La jurisprudence francophone des Cours suprêmes


recherche avancée

02/02/2021 | FRANCE | N°19PA03256

France | France, Cour administrative d'appel de Paris, 3ème chambre, 02 février 2021, 19PA03256


Vu la procédure suivante :

Procédure contentieuse antérieure :

M. A... F... a demandé au tribunal administratif de Nouvelle-Calédonie d'annuler pour excès de pouvoir la décision du 4 novembre 2016 par laquelle la commission de recours de la Fédération calédonienne de football a confirmé les décisions de la commission fédérale de discipline du 27 octobre 2015 lui infligeant les sanctions de radiation à vie de toutes fonctions officielles, d'interdiction d'accès au stade pendant cinq ans et d'interdiction de vestiaire des arbitres et de banc de touche à vie.
>Par un jugement n° 1700005 du 1er juin 2017, le tribunal administratif de Nouvell...

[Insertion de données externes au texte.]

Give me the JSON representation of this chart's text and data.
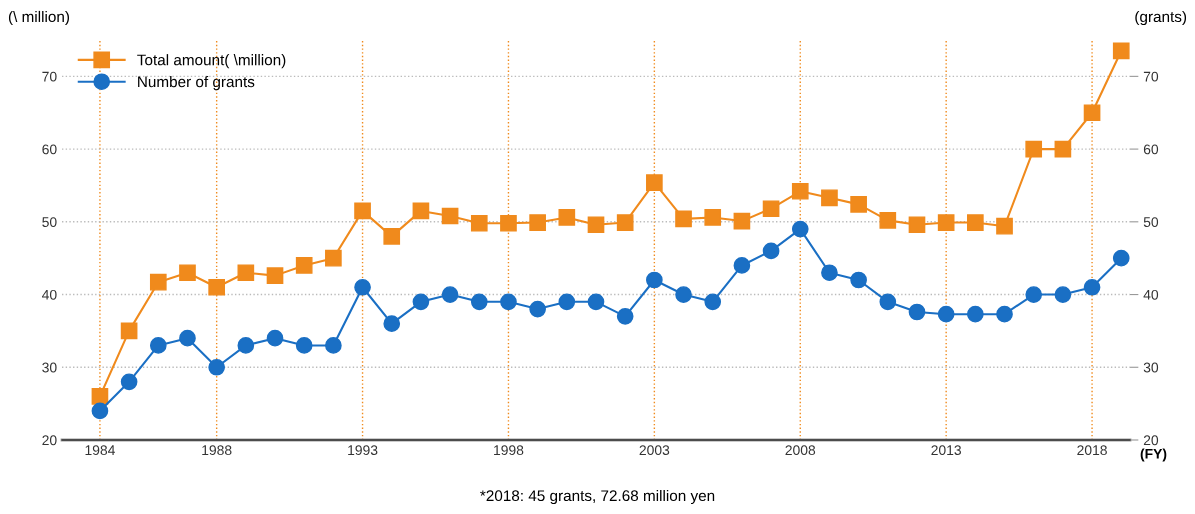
{
  "chart_data": {
    "type": "line",
    "x": [
      1984,
      1985,
      1986,
      1987,
      1988,
      1989,
      1990,
      1991,
      1992,
      1993,
      1994,
      1995,
      1996,
      1997,
      1998,
      1999,
      2000,
      2001,
      2002,
      2003,
      2004,
      2005,
      2006,
      2007,
      2008,
      2009,
      2010,
      2011,
      2012,
      2013,
      2014,
      2015,
      2016,
      2017,
      2018,
      2019
    ],
    "series": [
      {
        "name": "Total amount( \\million)",
        "color": "#f08a1c",
        "marker": "square",
        "values": [
          26,
          35,
          41.7,
          43,
          41,
          43,
          42.6,
          44,
          45,
          51.5,
          48,
          51.5,
          50.8,
          49.8,
          49.8,
          49.9,
          50.6,
          49.6,
          49.9,
          55.4,
          50.4,
          50.6,
          50.1,
          51.8,
          54.2,
          53.3,
          52.4,
          50.2,
          49.6,
          49.9,
          49.9,
          49.4,
          60,
          60,
          65,
          73.5
        ]
      },
      {
        "name": "Number of grants",
        "color": "#1a6fc4",
        "marker": "circle",
        "values": [
          24,
          28,
          33,
          34,
          30,
          33,
          34,
          33,
          33,
          41,
          36,
          39,
          40,
          39,
          39,
          38,
          39,
          39,
          37,
          42,
          40,
          39,
          44,
          46,
          49,
          43,
          42,
          39,
          37.6,
          37.3,
          37.3,
          37.3,
          40,
          40,
          41,
          45
        ]
      }
    ],
    "ylabel": "(\\ million)",
    "y2label": "(grants)",
    "xlabel": "(FY)",
    "xlim": [
      1982.7,
      2019.3
    ],
    "xticks": [
      1984,
      1988,
      1993,
      1998,
      2003,
      2008,
      2013,
      2018
    ],
    "ylim": [
      20,
      75
    ],
    "yticks": [
      20,
      30,
      40,
      50,
      60,
      70
    ],
    "y2lim": [
      20,
      75
    ],
    "y2ticks": [
      20,
      30,
      40,
      50,
      60,
      70
    ],
    "grid": true,
    "legend": "top left",
    "line_style": "solid",
    "annotations": [
      "*2018: 45 grants, 72.68 million yen"
    ]
  }
}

Vu la procédure suivante :

Procédure contentieuse antérieure :

M. A... F... a demandé au tribunal administratif de Nouvelle-Calédonie d'annuler pour excès de pouvoir la décision du 4 novembre 2016 par laquelle la commission de recours de la Fédération calédonienne de football a confirmé les décisions de la commission fédérale de discipline du 27 octobre 2015 lui infligeant les sanctions de radiation à vie de toutes fonctions officielles, d'interdiction d'accès au stade pendant cinq ans et d'interdiction de vestiaire des arbitres et de banc de touche à vie.

Par un jugement n° 1700005 du 1er juin 2017, le tribunal administratif de Nouvelle-Calédonie a rejeté sa demande.

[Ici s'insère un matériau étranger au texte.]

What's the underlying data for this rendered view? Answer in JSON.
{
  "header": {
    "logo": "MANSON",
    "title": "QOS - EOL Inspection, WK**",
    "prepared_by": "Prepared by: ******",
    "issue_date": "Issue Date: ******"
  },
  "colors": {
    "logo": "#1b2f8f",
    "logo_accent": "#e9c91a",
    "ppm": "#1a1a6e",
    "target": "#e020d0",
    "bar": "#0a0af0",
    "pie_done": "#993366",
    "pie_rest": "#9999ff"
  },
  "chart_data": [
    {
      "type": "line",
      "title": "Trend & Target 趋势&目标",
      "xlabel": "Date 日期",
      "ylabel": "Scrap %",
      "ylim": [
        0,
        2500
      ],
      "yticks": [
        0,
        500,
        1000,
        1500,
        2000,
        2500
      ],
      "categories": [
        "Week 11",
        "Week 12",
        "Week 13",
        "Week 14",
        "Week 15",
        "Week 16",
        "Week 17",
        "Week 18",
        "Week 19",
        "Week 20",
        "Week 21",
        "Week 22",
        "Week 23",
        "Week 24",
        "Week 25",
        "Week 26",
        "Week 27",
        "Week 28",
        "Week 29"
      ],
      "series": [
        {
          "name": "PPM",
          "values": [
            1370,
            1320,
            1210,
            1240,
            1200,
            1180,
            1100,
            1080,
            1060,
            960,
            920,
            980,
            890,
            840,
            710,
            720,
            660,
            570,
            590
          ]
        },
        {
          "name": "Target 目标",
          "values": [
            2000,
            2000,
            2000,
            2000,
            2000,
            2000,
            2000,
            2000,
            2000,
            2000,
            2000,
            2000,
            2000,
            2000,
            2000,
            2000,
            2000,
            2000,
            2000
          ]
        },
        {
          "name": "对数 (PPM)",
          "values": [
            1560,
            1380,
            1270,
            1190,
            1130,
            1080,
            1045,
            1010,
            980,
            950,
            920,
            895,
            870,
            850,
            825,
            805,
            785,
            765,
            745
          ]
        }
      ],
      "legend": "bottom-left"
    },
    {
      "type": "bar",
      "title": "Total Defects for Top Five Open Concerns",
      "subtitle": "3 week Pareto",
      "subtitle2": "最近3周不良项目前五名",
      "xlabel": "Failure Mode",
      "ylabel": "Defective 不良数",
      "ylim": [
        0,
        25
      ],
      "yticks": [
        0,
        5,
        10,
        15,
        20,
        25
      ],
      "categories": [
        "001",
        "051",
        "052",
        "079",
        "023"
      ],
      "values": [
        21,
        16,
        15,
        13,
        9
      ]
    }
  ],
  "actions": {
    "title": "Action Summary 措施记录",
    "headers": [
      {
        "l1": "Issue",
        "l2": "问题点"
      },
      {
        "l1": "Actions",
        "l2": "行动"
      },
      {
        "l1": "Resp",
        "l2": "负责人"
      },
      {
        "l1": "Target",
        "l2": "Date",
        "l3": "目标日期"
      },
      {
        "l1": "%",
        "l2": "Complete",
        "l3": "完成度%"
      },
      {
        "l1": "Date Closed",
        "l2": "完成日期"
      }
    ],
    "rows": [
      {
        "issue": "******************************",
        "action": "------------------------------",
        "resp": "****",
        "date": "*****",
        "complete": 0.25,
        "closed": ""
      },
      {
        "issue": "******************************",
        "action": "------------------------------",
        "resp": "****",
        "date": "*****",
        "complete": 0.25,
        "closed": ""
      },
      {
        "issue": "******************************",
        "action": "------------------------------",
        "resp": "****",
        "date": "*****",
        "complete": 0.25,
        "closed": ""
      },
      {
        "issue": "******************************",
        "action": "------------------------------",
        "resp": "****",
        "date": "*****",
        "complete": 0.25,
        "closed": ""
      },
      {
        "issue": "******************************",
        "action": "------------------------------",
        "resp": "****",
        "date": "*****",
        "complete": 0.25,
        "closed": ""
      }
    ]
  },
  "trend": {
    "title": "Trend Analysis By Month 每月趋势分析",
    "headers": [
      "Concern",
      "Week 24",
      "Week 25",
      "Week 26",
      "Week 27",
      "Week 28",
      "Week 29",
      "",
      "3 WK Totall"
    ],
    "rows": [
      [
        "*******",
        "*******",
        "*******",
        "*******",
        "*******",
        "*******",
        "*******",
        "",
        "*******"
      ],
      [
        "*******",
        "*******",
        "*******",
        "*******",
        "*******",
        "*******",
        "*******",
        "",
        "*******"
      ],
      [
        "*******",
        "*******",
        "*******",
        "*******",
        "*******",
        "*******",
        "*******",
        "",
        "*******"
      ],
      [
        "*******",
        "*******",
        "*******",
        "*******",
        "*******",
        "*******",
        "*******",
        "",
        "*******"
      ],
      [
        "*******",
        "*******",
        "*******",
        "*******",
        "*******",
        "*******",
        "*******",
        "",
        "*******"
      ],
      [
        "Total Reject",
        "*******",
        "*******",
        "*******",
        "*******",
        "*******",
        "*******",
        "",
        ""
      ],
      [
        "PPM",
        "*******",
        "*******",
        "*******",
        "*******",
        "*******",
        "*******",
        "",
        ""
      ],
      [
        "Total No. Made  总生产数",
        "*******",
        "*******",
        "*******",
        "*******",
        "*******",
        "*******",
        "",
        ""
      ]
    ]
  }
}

Par un arrêt n° 17PA02157 du 8 mars 2018, la cour administrative d'appel de Paris, sur appel de M. F..., a annulé le jugement du 1er juin 2017 et la décision du 4 novembre 2016.

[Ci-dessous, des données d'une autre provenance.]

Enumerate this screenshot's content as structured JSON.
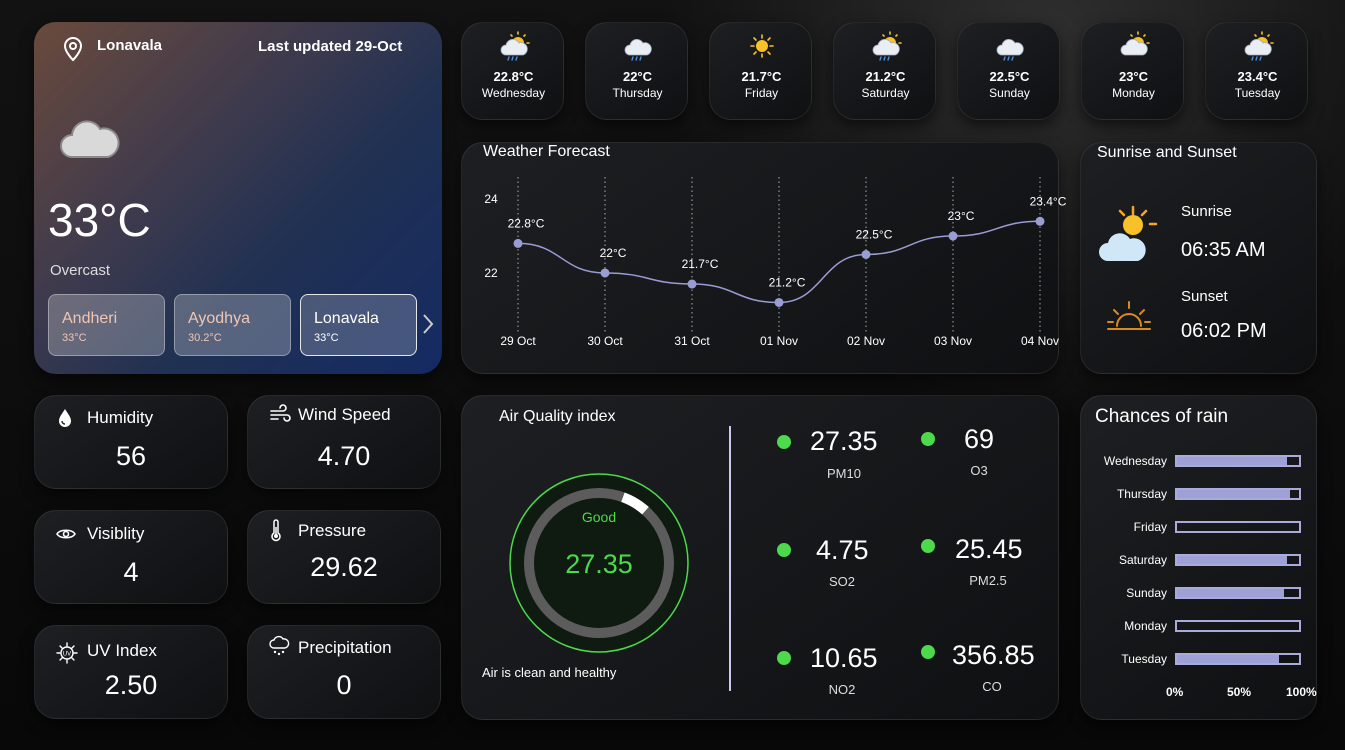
{
  "location": {
    "name": "Lonavala",
    "last_updated": "Last updated 29-Oct",
    "temperature": "33°C",
    "condition": "Overcast"
  },
  "cities": [
    {
      "name": "Andheri",
      "temp": "33°C"
    },
    {
      "name": "Ayodhya",
      "temp": "30.2°C"
    },
    {
      "name": "Lonavala",
      "temp": "33°C"
    }
  ],
  "daily": [
    {
      "temp": "22.8°C",
      "day": "Wednesday",
      "icon": "sun-cloud-rain-icon"
    },
    {
      "temp": "22°C",
      "day": "Thursday",
      "icon": "cloud-rain-icon"
    },
    {
      "temp": "21.7°C",
      "day": "Friday",
      "icon": "sun-icon"
    },
    {
      "temp": "21.2°C",
      "day": "Saturday",
      "icon": "sun-cloud-rain-icon"
    },
    {
      "temp": "22.5°C",
      "day": "Sunday",
      "icon": "cloud-rain-icon"
    },
    {
      "temp": "23°C",
      "day": "Monday",
      "icon": "sun-cloud-icon"
    },
    {
      "temp": "23.4°C",
      "day": "Tuesday",
      "icon": "sun-cloud-rain-icon"
    }
  ],
  "forecast": {
    "title": "Weather Forecast",
    "chart_data": {
      "type": "line",
      "x": [
        "29 Oct",
        "30 Oct",
        "31 Oct",
        "01 Nov",
        "02 Nov",
        "03 Nov",
        "04 Nov"
      ],
      "values": [
        22.8,
        22.0,
        21.7,
        21.2,
        22.5,
        23.0,
        23.4
      ],
      "point_labels": [
        "22.8°C",
        "22°C",
        "21.7°C",
        "21.2°C",
        "22.5°C",
        "23°C",
        "23.4°C"
      ],
      "yticks": [
        "24",
        "22"
      ],
      "ytick_values": [
        24,
        22
      ],
      "ylim": [
        20.4,
        24.6
      ],
      "line_color": "#9a9cd4",
      "grid": "vertical-dotted"
    }
  },
  "sun": {
    "title": "Sunrise and Sunset",
    "sunrise_label": "Sunrise",
    "sunrise_time": "06:35 AM",
    "sunset_label": "Sunset",
    "sunset_time": "06:02 PM"
  },
  "metrics": {
    "humidity": {
      "label": "Humidity",
      "value": "56"
    },
    "wind": {
      "label": "Wind Speed",
      "value": "4.70"
    },
    "visibility": {
      "label": "Visiblity",
      "value": "4"
    },
    "pressure": {
      "label": "Pressure",
      "value": "29.62"
    },
    "uv": {
      "label": "UV Index",
      "value": "2.50"
    },
    "precipitation": {
      "label": "Precipitation",
      "value": "0"
    }
  },
  "aqi": {
    "title": "Air Quality index",
    "status": "Good",
    "value": "27.35",
    "gauge_fraction": 0.06,
    "message": "Air is clean and healthy",
    "good_color": "#4cd94c",
    "items": [
      {
        "value": "27.35",
        "label": "PM10"
      },
      {
        "value": "69",
        "label": "O3"
      },
      {
        "value": "4.75",
        "label": "SO2"
      },
      {
        "value": "25.45",
        "label": "PM2.5"
      },
      {
        "value": "10.65",
        "label": "NO2"
      },
      {
        "value": "356.85",
        "label": "CO"
      }
    ]
  },
  "rain": {
    "title": "Chances of rain",
    "chart_data": {
      "type": "bar",
      "orientation": "horizontal",
      "categories": [
        "Wednesday",
        "Thursday",
        "Friday",
        "Saturday",
        "Sunday",
        "Monday",
        "Tuesday"
      ],
      "values": [
        90,
        93,
        0,
        90,
        88,
        0,
        84
      ],
      "xticks": [
        "0%",
        "50%",
        "100%"
      ],
      "xlim": [
        0,
        100
      ],
      "bar_color": "#9ea0d6"
    }
  }
}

Par une décision n°421367 du 9 octobre 2019, le Conseil d'Etat, saisi d'un pourvoi de la Fédération calédonienne de football, a annulé l'arrêt de la cour administrative d'appel de Paris et lui a renvoyé l'affaire.

Procédure devant la Cour :

Par une requête enregistrée le 27 juin 2017 sous le n°17PA02157 et un mémoire en réplique enregistré le 15 novembre 2017, M. F..., représenté par Me G..., a demandé à la Cour :

1°) d'annuler le jugement n° 1700005 du 1er juin 2017 du Tribunal administratif de Nouvelle-Calédonie ;

2°) d'annuler, pour excès de pouvoir, la décision du 4 novembre 2016 de la Fédération calédonienne de football ;

3°) de mettre à la charge de la Fédération calédonienne de football la somme de 6 000 euros sur le fondement de l'article L. 761-1 du code de justice administrative.

Il soutient que :

- la décision ne lui a pas été régulièrement notifiée, deux décisions prises le même jour ayant été interverties dans les courriers d'envoi ; la demande de première instance n'était donc pas tardive ;

- seule l'instance disciplinaire du comité provincial Sud avait compétence pour prononcer la sanction ;

- la commission disciplinaire fédérale qui a siégé le 27 octobre 2015 n'avait pas été régulièrement constituée ;

- la procédure suivie devant cette instance a été irrégulière ;

- la décision de la commission fédérale de recours est intervenue après l'expiration du délai de six mois à compter de l'engagement des poursuites disciplinaires prévu par les règlements fédéraux et cette décision n'est accompagnée d'aucun procès-verbal et mentionne à tort que l'intéressé n'a pu être entendu ;

- la sanction, qui se fonde à tort sur une situation de récidive, est disproportionnée.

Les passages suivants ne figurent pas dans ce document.